Os orçamentos foram redistribuídos: os custos com a folha de pagamentos eram responsabilidade da área de recursos humanos e hoje são alocados por diretoria; as contingências judiciais, como processos por serviço não prestado ou assédio moral, eram pagas pelo departamento jurídico e também foram divididas. “Empresa grande tem muita gente com pouca responsabilidade”, afirma Genish.
“Numa startup, os problemas têm dono.” O bônus por cumprimento de metas foi revisto. A partir de 2016, terá “aceleradores”, ou seja, cada ponto acima da meta aumentará o bônus de forma desproporcional. Antes havia um bônus fixo para quem cumprisse a meta, e só.
Um ponto que Genish não conseguiu mudar: as opções de ações recebidas no bônus ainda são atreladas ao desempenho da ação da Telefônica na Espanha. O israelense pleiteou que passassem a ser opções de ações da Vivo. “A primeira etapa foi o ajuste de equipes e sistemas. A próxima etapa é reinventar o modelo de negócios”, diz Alejandro Contreras, vice-presidente de estratégia.
O novo modelo de negócios quer tornar a empresa mais digital, copiando iniciativas de análise de dados e incubadoras de ideias de empresas como Google e Spotify. A intensidade das mudanças na Vivo tem ligação direta com um espectro que ronda as empresas de telecomunicações — a fuga de clientes. Empresas como WhatsApp e Netflix são ameaças concretas.
No ano passado, o número de linhas de celular caiu 8% no Brasil — o que é explicado, em larga medida, pelo serviço de mensagens por voz do WhatsApp. O faturamento das operadoras com telefonia fixa caiu 26% nos últimos cinco anos.

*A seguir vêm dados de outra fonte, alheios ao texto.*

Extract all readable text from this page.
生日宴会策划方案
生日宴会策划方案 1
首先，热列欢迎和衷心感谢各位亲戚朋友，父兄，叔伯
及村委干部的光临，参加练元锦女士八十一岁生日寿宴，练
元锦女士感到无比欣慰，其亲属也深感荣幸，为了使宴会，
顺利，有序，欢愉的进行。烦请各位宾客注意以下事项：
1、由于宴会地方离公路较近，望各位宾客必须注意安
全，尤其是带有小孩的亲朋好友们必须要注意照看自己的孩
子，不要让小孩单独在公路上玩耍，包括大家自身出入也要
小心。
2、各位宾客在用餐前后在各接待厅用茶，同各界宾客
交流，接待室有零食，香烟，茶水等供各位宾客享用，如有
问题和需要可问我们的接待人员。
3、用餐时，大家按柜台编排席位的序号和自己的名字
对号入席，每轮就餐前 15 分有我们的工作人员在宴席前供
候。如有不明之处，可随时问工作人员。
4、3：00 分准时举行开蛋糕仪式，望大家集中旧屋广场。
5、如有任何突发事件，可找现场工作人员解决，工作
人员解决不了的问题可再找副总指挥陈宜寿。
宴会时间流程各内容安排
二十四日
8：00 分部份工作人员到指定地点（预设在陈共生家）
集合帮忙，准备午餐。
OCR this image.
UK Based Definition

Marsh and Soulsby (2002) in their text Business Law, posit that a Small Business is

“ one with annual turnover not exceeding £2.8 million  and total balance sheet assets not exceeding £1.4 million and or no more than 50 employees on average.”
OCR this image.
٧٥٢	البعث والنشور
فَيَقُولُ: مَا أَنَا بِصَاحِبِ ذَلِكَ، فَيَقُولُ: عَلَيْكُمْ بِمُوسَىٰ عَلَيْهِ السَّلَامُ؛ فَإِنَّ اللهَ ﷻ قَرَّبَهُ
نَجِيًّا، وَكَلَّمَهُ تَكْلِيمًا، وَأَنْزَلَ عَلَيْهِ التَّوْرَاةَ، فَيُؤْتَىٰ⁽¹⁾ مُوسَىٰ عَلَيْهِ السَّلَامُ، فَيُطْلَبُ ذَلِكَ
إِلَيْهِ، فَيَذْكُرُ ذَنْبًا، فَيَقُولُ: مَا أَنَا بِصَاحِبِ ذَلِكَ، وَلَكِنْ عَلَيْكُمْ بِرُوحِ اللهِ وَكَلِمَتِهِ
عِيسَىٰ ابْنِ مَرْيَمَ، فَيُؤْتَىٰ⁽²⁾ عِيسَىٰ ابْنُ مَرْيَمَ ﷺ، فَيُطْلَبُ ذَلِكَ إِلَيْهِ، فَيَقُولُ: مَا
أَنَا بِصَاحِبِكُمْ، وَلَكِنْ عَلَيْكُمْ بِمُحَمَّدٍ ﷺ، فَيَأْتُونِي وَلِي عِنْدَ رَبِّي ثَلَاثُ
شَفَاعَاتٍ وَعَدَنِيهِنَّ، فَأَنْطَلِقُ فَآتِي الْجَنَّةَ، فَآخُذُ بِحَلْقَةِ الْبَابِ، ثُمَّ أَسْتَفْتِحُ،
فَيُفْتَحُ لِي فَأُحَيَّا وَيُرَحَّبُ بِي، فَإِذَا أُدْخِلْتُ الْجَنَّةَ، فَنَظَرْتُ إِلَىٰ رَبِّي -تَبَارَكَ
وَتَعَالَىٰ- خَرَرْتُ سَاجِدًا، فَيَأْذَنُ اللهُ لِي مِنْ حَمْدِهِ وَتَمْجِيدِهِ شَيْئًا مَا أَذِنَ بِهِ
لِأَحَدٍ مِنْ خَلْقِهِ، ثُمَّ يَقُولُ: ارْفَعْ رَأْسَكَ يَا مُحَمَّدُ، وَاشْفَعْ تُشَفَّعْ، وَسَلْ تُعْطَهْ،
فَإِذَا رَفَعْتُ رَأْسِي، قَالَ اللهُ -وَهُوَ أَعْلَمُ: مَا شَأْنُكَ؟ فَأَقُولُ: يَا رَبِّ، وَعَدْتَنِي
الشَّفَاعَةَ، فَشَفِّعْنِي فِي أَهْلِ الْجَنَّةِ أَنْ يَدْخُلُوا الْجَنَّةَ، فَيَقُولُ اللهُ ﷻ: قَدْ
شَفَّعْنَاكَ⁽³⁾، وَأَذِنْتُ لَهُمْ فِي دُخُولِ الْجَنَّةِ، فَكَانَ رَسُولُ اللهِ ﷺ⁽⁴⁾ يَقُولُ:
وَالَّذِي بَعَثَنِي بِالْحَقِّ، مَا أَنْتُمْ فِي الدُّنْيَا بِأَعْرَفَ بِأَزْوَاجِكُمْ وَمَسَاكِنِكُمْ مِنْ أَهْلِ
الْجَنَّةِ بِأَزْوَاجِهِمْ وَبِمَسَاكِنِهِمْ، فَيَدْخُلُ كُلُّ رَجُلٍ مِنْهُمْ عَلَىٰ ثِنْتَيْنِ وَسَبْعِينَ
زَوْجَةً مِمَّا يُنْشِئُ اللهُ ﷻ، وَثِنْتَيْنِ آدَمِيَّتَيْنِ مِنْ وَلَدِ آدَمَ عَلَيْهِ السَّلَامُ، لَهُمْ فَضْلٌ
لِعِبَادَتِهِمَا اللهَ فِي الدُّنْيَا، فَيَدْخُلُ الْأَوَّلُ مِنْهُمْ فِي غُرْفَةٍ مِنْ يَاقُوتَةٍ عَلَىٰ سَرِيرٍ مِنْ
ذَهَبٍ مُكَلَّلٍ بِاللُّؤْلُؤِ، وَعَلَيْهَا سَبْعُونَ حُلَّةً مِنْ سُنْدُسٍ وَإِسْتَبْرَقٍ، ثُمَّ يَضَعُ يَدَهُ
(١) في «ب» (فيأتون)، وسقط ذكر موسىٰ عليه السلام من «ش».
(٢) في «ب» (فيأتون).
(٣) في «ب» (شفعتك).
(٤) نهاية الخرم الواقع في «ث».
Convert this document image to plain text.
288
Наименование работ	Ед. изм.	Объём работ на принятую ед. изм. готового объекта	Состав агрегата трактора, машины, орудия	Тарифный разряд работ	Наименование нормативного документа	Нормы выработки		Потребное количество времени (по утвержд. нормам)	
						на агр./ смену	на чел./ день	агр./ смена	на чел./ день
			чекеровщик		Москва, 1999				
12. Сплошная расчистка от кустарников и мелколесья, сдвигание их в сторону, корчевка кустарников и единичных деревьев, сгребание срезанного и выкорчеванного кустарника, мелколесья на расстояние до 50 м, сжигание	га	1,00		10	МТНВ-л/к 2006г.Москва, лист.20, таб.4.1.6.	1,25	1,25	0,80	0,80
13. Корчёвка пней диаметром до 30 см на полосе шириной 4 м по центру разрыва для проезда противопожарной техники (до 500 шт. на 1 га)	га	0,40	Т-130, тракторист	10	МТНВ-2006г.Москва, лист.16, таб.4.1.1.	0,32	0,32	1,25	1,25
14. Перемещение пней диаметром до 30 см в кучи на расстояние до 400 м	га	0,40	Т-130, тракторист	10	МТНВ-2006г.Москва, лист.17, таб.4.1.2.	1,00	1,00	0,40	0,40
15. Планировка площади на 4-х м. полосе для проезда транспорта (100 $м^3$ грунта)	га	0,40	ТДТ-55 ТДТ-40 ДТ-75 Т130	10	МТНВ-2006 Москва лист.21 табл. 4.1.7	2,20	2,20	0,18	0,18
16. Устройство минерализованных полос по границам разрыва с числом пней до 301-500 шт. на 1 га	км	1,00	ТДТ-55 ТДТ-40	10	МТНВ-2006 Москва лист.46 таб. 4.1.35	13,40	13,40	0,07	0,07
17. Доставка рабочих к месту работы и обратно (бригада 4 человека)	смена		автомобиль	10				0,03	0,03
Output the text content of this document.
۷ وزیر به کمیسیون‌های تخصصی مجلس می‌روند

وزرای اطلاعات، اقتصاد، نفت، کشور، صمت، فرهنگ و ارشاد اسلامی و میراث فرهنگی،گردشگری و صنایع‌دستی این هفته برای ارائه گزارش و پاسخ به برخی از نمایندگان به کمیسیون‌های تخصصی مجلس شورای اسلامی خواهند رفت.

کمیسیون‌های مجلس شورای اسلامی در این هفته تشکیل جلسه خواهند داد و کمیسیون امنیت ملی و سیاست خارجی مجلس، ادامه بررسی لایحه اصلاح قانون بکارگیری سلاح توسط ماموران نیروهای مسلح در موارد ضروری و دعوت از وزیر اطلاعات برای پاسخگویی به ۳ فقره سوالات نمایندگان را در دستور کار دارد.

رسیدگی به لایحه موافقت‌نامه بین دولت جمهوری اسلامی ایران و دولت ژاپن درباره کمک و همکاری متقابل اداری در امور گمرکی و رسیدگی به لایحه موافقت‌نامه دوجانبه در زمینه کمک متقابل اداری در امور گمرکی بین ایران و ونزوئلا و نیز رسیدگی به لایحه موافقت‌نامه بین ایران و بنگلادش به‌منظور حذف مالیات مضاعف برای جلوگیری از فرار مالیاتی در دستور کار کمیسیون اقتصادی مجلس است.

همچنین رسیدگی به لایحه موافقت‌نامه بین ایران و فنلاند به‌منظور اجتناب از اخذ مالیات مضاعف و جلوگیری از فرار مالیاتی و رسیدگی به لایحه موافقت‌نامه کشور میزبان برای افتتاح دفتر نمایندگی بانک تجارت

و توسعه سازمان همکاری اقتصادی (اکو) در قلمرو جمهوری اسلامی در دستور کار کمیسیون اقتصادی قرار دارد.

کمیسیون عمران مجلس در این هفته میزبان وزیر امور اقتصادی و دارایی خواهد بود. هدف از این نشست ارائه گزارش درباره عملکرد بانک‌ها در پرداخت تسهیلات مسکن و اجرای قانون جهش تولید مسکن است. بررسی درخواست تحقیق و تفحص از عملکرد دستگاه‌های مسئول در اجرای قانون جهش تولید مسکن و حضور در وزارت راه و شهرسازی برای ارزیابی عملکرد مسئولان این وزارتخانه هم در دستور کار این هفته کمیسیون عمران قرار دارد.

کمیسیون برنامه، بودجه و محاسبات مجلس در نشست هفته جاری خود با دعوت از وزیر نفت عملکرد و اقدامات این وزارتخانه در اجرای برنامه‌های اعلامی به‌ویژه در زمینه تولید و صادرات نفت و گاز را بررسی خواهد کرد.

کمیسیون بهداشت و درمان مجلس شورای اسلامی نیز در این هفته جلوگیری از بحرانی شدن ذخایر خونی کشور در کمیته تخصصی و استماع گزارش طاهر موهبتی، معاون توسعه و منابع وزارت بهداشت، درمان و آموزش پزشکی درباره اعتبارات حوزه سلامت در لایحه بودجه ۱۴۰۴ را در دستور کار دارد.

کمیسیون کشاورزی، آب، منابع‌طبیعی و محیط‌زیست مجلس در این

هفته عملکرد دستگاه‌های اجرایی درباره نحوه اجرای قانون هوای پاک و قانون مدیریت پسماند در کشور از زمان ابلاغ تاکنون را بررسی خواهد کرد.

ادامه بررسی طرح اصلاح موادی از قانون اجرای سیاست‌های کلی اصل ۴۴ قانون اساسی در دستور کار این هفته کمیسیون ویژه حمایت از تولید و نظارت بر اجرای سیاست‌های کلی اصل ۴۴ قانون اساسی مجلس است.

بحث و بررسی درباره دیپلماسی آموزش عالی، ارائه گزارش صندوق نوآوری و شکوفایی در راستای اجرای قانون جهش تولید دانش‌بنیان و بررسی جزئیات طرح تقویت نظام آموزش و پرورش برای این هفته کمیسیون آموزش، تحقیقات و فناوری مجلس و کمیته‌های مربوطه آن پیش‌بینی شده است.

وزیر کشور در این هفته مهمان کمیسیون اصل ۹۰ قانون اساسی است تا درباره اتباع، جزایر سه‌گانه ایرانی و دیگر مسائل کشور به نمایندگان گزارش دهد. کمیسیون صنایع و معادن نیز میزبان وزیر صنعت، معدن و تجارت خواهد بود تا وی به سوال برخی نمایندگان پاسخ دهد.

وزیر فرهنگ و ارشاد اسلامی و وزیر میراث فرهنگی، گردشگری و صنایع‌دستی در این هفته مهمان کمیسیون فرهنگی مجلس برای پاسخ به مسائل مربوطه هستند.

Aqui, as operadoras andam sobre uma linha fina.
Elas têm de melhorar os índices de satisfação e, ao mesmo tempo, comprar brigas impopulares com serviços que usam suas redes e são adorados pela clientela (caso do WhatsApp, chamado por Genish de “serviço pirata” no ano passado). “O legado é muito pesado”, diz Wagner Heibel, diretor da consultoria 4Grid, especializada em telecomunicações.
A Vivo aumentou de 10% para 20% o peso dos índices de satisfação no bônus dos executivos, parou de fazer “promoções” que confundiam clientes e começou a usar alguns funcionários próprios para fazer o atendimento no call center e nas ruas. Na GVT, o atendimento era feito por empregados da empresa.
Em paralelo, a Vivo anunciou que começará a vender pacotes de banda larga com limites de uso, decisão que pegou mal e que pretende pegar clientes que abusam do Netflix, por exemplo. Não faz um ano que Amos Genish assumiu a Vivo e ainda é impossível saber se as mudanças trarão os resultados esperados.
No ano passado, o custo das demissões de 2 500 funcionários ajudou o lucro a cair 36%. Na bolsa, o valor de mercado da empresa ficou no zero a zero no último ano. O elefante parece ter começado a dançar — se está ou não no ritmo certo, só o tempo vai dizer.